We set out with the objective to help prospective students get a better understanding of SUTD as information about the university can be hard to find and understand. We had hoped that this chatbot will be able to answer questions such as:
Before we start building the chatbot, we had to gather data and build up our knowledge base. We found out about the Zyte Web Crawler and used it to scrape the SUTD website.
I looked at the SUTD robot.txt and sitemap and decided to scrape all the pages with relevant paths such as /admissions
, `/undergraduate’ etc.
I then proceeded to scrap the websites and managed to retrieved more than 2,170 pages of data to build our knowledge base.
After scraping the data in HTML, we converted it to Markdown so that the text is easier to read with less noise. Additionally, we noticed that there are unnecessary information such as headers, footers and navigation bars so we removed those.
We then chunked the data using header-based chunking so that it will work better. We also made sure to add any necessary metadata such as the title of the page and respective headers so that the chunks will have more context.
Finally, we used sentence-transformers/all-mpnet-base-v2 as our embedding model and FAISS as our vector store. These were chosen as they are fast and efficient and good enough for our use case.
We then built our first RAG system using Llama 3.2 3B-Instruct and compared it with the non-RAG base model.
We can see that the RAG system is able to retrieve relevant information from the knowledge base and answer the questions to a good degree.
For comparison, this is an answer from the non-RAG model:
We can see that it cannot even identify SUTD as a university and is confusing it with another university in Singapore called NTU.
Now that we have a working RAG system, we wanted to further improve the performance of the chatbot by finetuning it with context of SUTD and also tested to see if a smaller finetuned model will be able to perform well.
We used the Llama 3.2 1B and first finetuned it on the Alpaca dataset so that it can learn instructed tasks. We then finetuned it again on a question and answer dataset. For this, we finetuned about 9% of the model parameters using unsloth.
My friends then generated a synthetic dataset of questions and answers pair using Gemini 2.0 API with web search using Tavily.
The generated dataset can be found on my friend`s hugging face dataset here: Keith’s QA Dataset
Finally, we finetuned our model and the models can be found here on my hugging face: Our Finetuned Model.
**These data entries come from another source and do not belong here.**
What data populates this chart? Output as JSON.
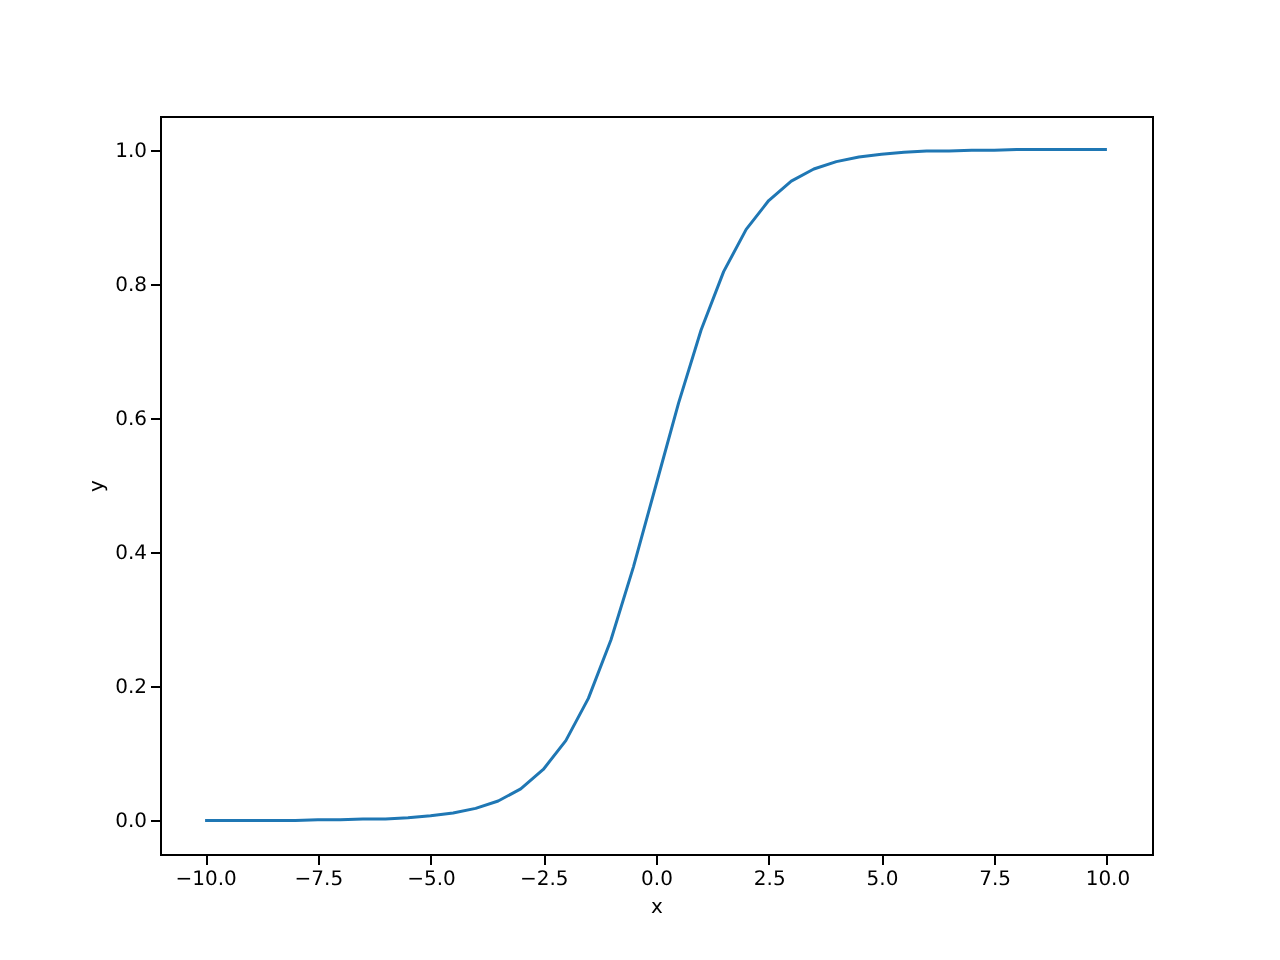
{
  "chart_data": {
    "type": "line",
    "xlabel": "x",
    "ylabel": "y",
    "x": [
      -10,
      -9.5,
      -9,
      -8.5,
      -8,
      -7.5,
      -7,
      -6.5,
      -6,
      -5.5,
      -5,
      -4.5,
      -4,
      -3.5,
      -3,
      -2.5,
      -2,
      -1.5,
      -1,
      -0.5,
      0,
      0.5,
      1,
      1.5,
      2,
      2.5,
      3,
      3.5,
      4,
      4.5,
      5,
      5.5,
      6,
      6.5,
      7,
      7.5,
      8,
      8.5,
      9,
      9.5,
      10
    ],
    "series": [
      {
        "color": "#1f77b4",
        "values": [
          0.0,
          0.0,
          0.0,
          0.0,
          0.0,
          0.001,
          0.001,
          0.002,
          0.002,
          0.004,
          0.007,
          0.011,
          0.018,
          0.029,
          0.047,
          0.076,
          0.119,
          0.182,
          0.269,
          0.378,
          0.5,
          0.622,
          0.731,
          0.818,
          0.881,
          0.924,
          0.953,
          0.971,
          0.982,
          0.989,
          0.993,
          0.996,
          0.998,
          0.998,
          0.999,
          0.999,
          1.0,
          1.0,
          1.0,
          1.0,
          1.0
        ]
      }
    ],
    "xlim": [
      -11,
      11
    ],
    "ylim": [
      -0.05,
      1.05
    ],
    "xticks": [
      {
        "value": -10,
        "label": "−10.0"
      },
      {
        "value": -7.5,
        "label": "−7.5"
      },
      {
        "value": -5,
        "label": "−5.0"
      },
      {
        "value": -2.5,
        "label": "−2.5"
      },
      {
        "value": 0,
        "label": "0.0"
      },
      {
        "value": 2.5,
        "label": "2.5"
      },
      {
        "value": 5,
        "label": "5.0"
      },
      {
        "value": 7.5,
        "label": "7.5"
      },
      {
        "value": 10,
        "label": "10.0"
      }
    ],
    "yticks": [
      {
        "value": 0,
        "label": "0.0"
      },
      {
        "value": 0.2,
        "label": "0.2"
      },
      {
        "value": 0.4,
        "label": "0.4"
      },
      {
        "value": 0.6,
        "label": "0.6"
      },
      {
        "value": 0.8,
        "label": "0.8"
      },
      {
        "value": 1,
        "label": "1.0"
      }
    ]
  }
}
To evaluate the performance of our model, we first manually evaluated based on Accuracy of Answer, Relevance of Retrieved Context and Groundedness of the Answer.
We found that the finetuned RAG model overall performed better than the fintuned non-RAG model and base RAG model which is what we wanted!
As an added bonus, we decided to also evaluate the performance of our model using LLM as a judge. I wrote up a simple prompt and asked Gemini 2.0 to evaluate the performance of our model based on the same criteria as above.
In 15/20 questions, the LLM agreed that the finetuned RAG model performed better than the finetuned non-RAG model and base RAG model and provided good reasoning for it. This further confirms our manual evaluation was correct and that we have succeeded in our task!
This was an interesting exercise and I got to better understand the behaviours of smaller LLM models and how they can be improved using methods such as finetuning and RAG. I also learnt a lot about the importance of chunking and embeddings in building a good RAG system.